2025/05/16 by Ziqi Wang, Zihan Cao, Julan Xie +2 · 1 citation
Computer Science · Engineering · #Blind Source Separation Techniques #Fault Detection and Control Systems #Distributed Sensor Networks and Detection Algorithms
paper · doi:10.1109/taes.2025.3570672
Direction of Arrival (DOA) estimation, with applications in various fields, is a widely-researched problem. However, the lack of adaptation DOA estimation methods in the presence of various complex environments remains a significant challenge. Traditional approaches rely on precise modeling and assumptions, which limit their flexibility in real-world scenarios. Learning-based methods, including machine learning and deep learning, have partially mitigated these issues. Nonetheless, they often lack a comprehensive analysis across diverse scenarios and suffer from limited mathematical interpretability. In this paper, we propose an approach that harnesses the power of the Transformer to tackle the DOA estimation problem.

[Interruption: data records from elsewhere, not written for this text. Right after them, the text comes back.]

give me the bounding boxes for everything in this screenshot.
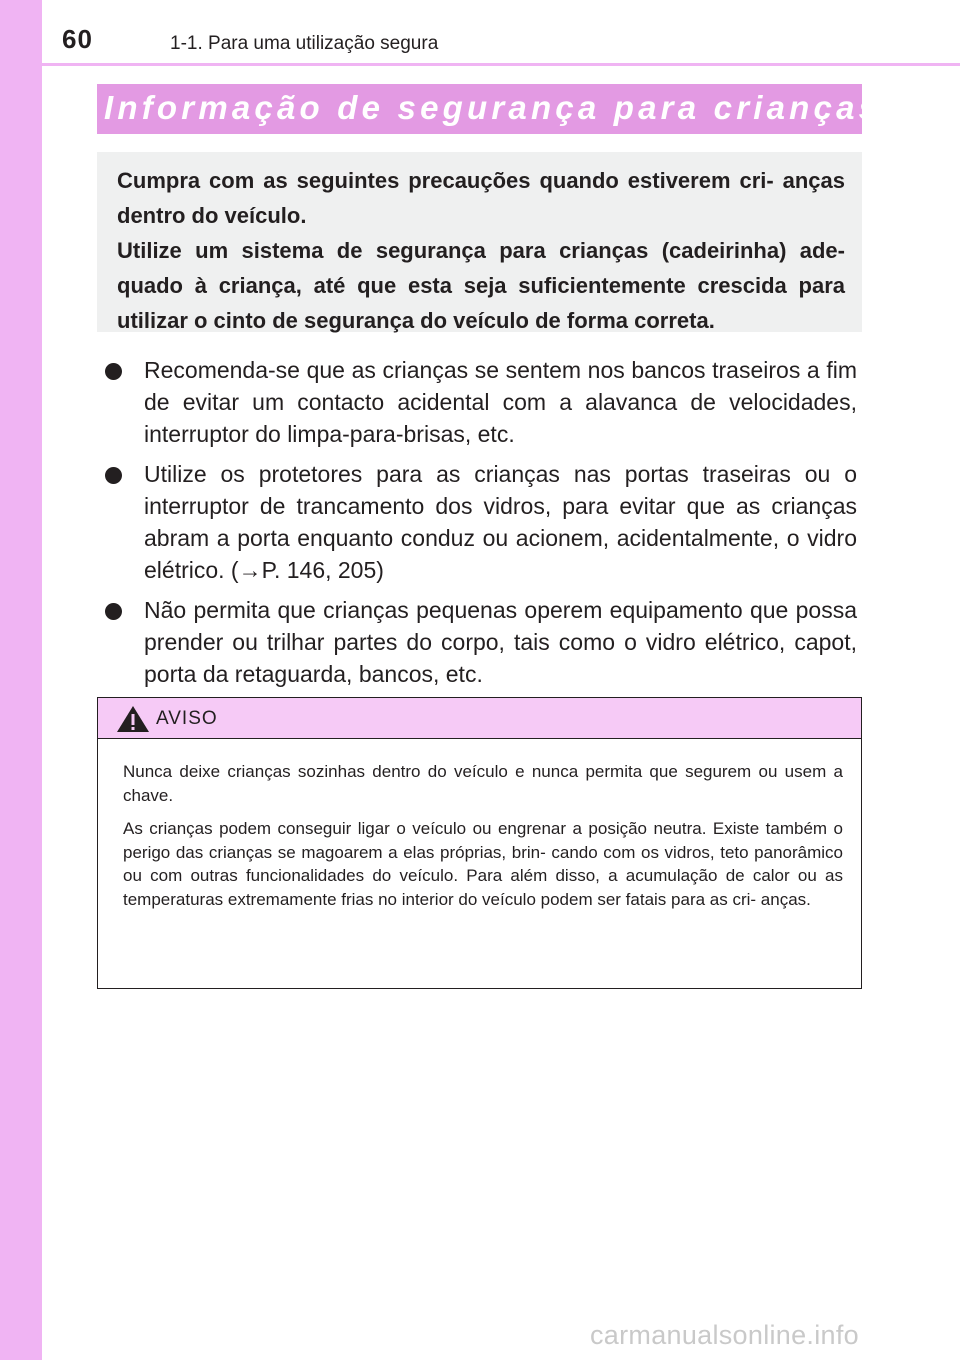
warning-header [98,698,861,739]
bullet-icon [105,363,122,380]
intro-text [117,163,845,338]
bullet-text: Utilize os protetores para as crianças nas portas traseiras ou o interruptor de trancamento dos vidros, para evitar que as crianças abram a porta enquanto conduz ou acionem, acidentalmente, o vidro elétrico. (→P. 146, 205) [144,461,857,583]
bullet-icon [105,603,122,620]
list-item [102,458,857,586]
intro-paragraph-2: Utilize um sistema de segurança para crianças (cadeirinha) ade- quado à criança, até que esta seja suficientemente crescida para utilizar o cinto de segurança do veículo de forma correta. [117,238,845,333]
intro-paragraph-1: Cumpra com as seguintes precauções quando estiverem cri- anças dentro do veículo. [117,168,845,228]
page-number: 60 [62,24,93,54]
header-rule [42,63,960,66]
warning-paragraph-2: As crianças podem conseguir ligar o veículo ou engrenar a posição neutra. Existe também o perigo das crianças se magoarem a elas próprias, brin- cando com os vidros, teto panorâmico ou com outras funcionalidades do veículo. Para além disso, a acumulação de calor ou as temperaturas extremamente frias no interior do veículo podem ser fatais para as cri- anças. [123,819,843,909]
section-path: 1-1. Para uma utilização segura [170,33,439,54]
warning-triangle-icon [116,705,150,733]
watermark: carmanualsonline.info [590,1320,859,1350]
page-title: Informação de segurança para crianças [104,89,882,126]
warning-title: AVISO [156,708,218,729]
list-item [102,594,857,690]
warning-body [98,739,861,911]
warning-box [97,697,862,989]
side-color-band [0,0,42,1360]
list-item [102,354,857,450]
bullet-list [102,354,857,698]
warning-paragraph-1: Nunca deixe crianças sozinhas dentro do veículo e nunca permita que segurem ou usem a chave. [123,762,843,805]
bullet-text: Recomenda-se que as crianças se sentem nos bancos traseiros a fim de evitar um contacto acidental com a alavanca de velocidades, interruptor do limpa-para-brisas, etc. [144,357,857,447]
bullet-text: Não permita que crianças pequenas operem equipamento que possa prender ou trilhar partes do corpo, tais como o vidro elétrico, capot, porta da retaguarda, bancos, etc. [144,597,857,687]
bullet-icon [105,467,122,484]
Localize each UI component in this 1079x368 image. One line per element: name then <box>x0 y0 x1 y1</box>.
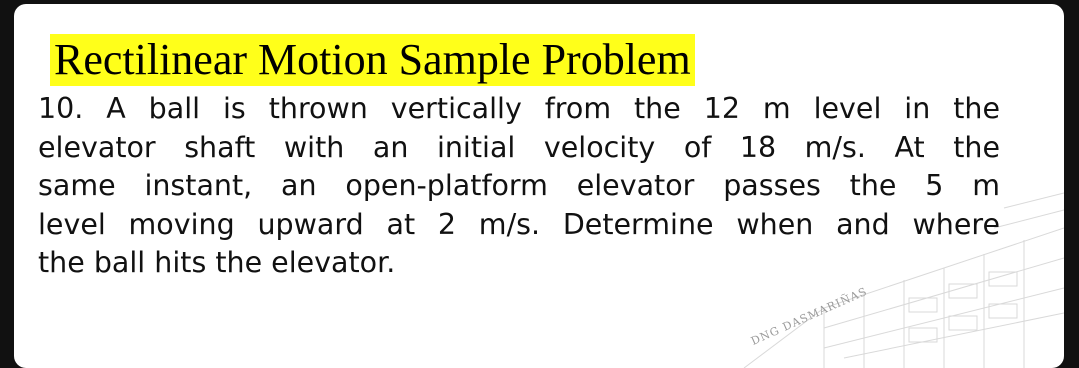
slide-title: Rectilinear Motion Sample Problem <box>50 34 695 86</box>
slide <box>14 4 1064 368</box>
problem-line: 10. A ball is thrown vertically from the 12 m level in the <box>38 92 1000 125</box>
problem-line: level moving upward at 2 m/s. Determine when and where <box>38 207 1000 241</box>
watermark-text: DNG DASMARIÑAS <box>749 284 870 348</box>
problem-statement <box>38 90 1000 283</box>
problem-line: same instant, an open-platform elevator passes the 5 m <box>38 169 1000 202</box>
problem-line: the ball hits the elevator. <box>38 246 396 279</box>
problem-line: elevator shaft with an initial velocity of 18 m/s. At the <box>38 130 1000 164</box>
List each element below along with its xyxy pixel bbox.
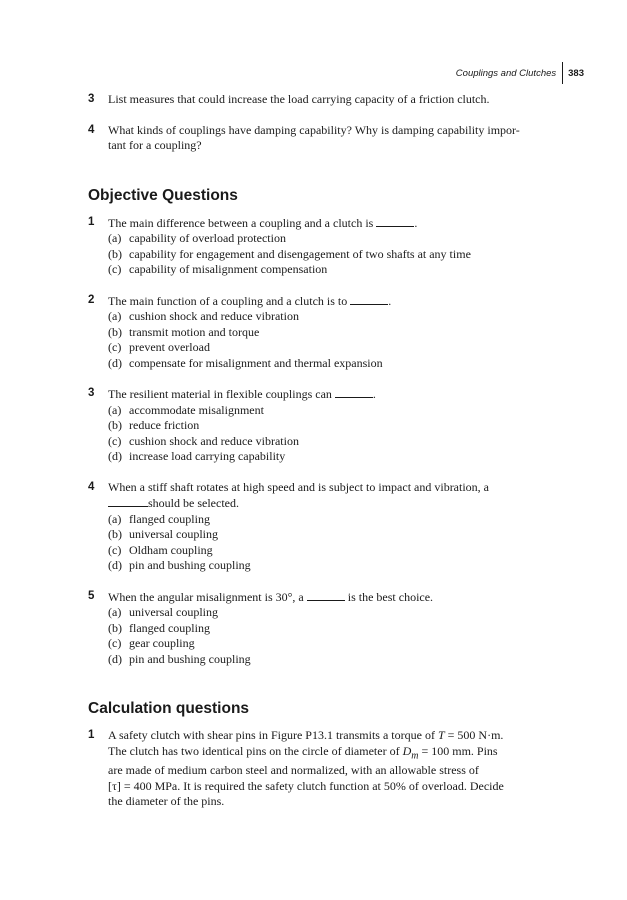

By employing the Transformer in the DOA estimation task and introducing an antenna-based attention mechanism tailored for DOA estimation, we rigorously demonstrate through mathematical derivations that the output of antenna-based attention corresponds to the pseudo-Singular Value Decomposition (pseudo-SVD) of the covariance matrix. Leveraging this mechanism to capture more profound feature information within the received signals, leads to highly accurate DOA estimation. Furthermore, our proposed method exhibits good adaptability in the presence of low signal-to-noise ratios (SNRs), a limited number of snapshots, array errors, coherent sources, and broadband sources. Rigorous experiments conducted on synthetic and real-world datasets validate the effectiveness and generalization ability of our method. Additionally, our proposed method has also been proven effective in solving the problem of estimating the number of signal sources.